I had a fantastic month of reading to close the year out.

For last months update, please go here.

I’ve taken some downtime and found some extra time to read at leisure this month.

I ended up reading 8 books this month, falling slightly short of 70 for the year (I’m at 68)

The books I read were:

  • Remains of the day — Kazuo Ishiguro
    This book had been on my list for a long time, this is one of Jeff Bezos’s favourite books, which is how I came to know of the book and it’s author.

Incredibly moving read, books like this are the anti-pattern to traditional fiction. By my estimate close to 80% of the book is in the narrators mind itself which is so incredibly hard to pull off as a writing style and still bring about the theme of self-discovery. Incredible.

  • Originals — Adam Grant
    While I found this book interesting and in some ways validating, I may be suffering from some cognitive bias, I did not find it too insightful, I have a feeling this is because of maybe a lack of experience on my part, I intend to revisit this book sometime in the next 10 months and try to see if things have changed.

  • The Daily Stoic — Ryan Holiday
    As a part of my exploration of the stoic brand of philosophy I picked this up and finished it all too quickly, will be restarting this from the new year and read it the way it was meant to be read day by day.

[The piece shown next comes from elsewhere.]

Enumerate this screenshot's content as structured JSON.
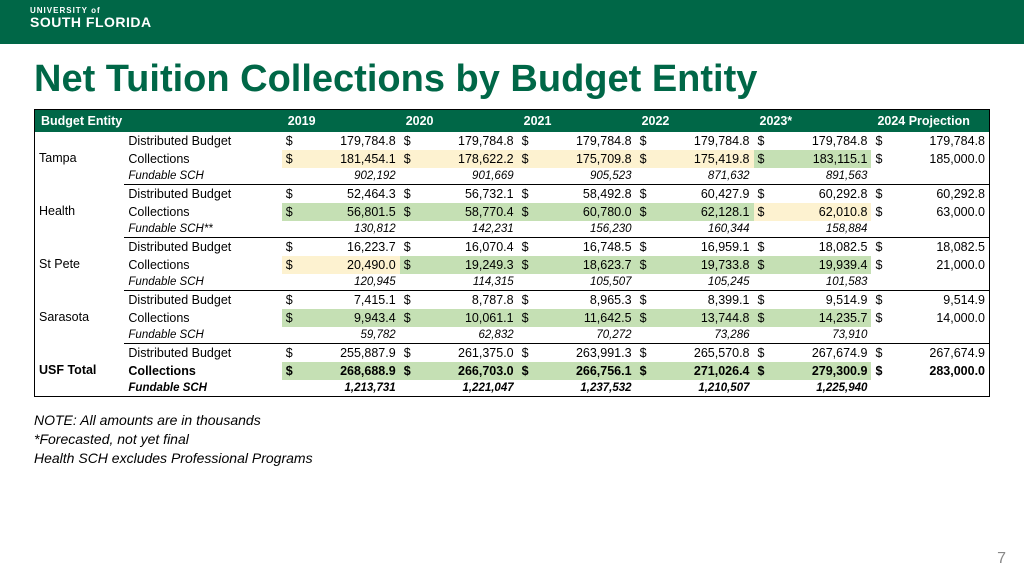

  • Where angels fear to tread — E.M. Forster
    I’d been meaning to read this authors books for a long time and finally took the plunge. The book takes some interesting, some morbid turns and for me finishes a little too quickly. Lovely read.

  • 70 Policies that shaped India — Gautam Chikermane
    As someone who is continually trying to understand India better, this was a fantastic introduction that helped fill in several gaps of knowledge with regards to Indias legislative past.

  • The Sovereign Individual — James Dale Davidson, Lord William Rees-Mogg
    I’d read excerpts from this book online in the past and found them interesting so I decided to take the time out and actually read the book this month.

I think this might be one of the most important books written for the 21st century already.

  • Letters from a Stoic — Seneca
    What started as a reading of ‘On Philosophy and Riches’, a letter by Seneca online, led me to this incredible series of letters written to Lucilius on how to be a better stoic.

As I explore this concept better, I intend to go further back and try to understand its roots better. I also love the parallels with Hindu philosophy which I will be exploring further over the next few months.

This was a slightly hard read.

  • The Prophet — Kahlil Gibran
    I initially started reading Thus Spoke Zarathustra, but, tabled it for the time being since Nietzsche’s style is a little different to the ones I am used to.

I picked this up in the meantime since this was on my reading list as well.

I can see why this is so highly regarded, has given me a lot to think about.

I love books that give me more questions to think about rather than ones that spell out the answer for me.

I did my best to close out the year with some philosophical books.

This was a fantastic year of reading, we’ll see how this helps me in the future and how the next year goes.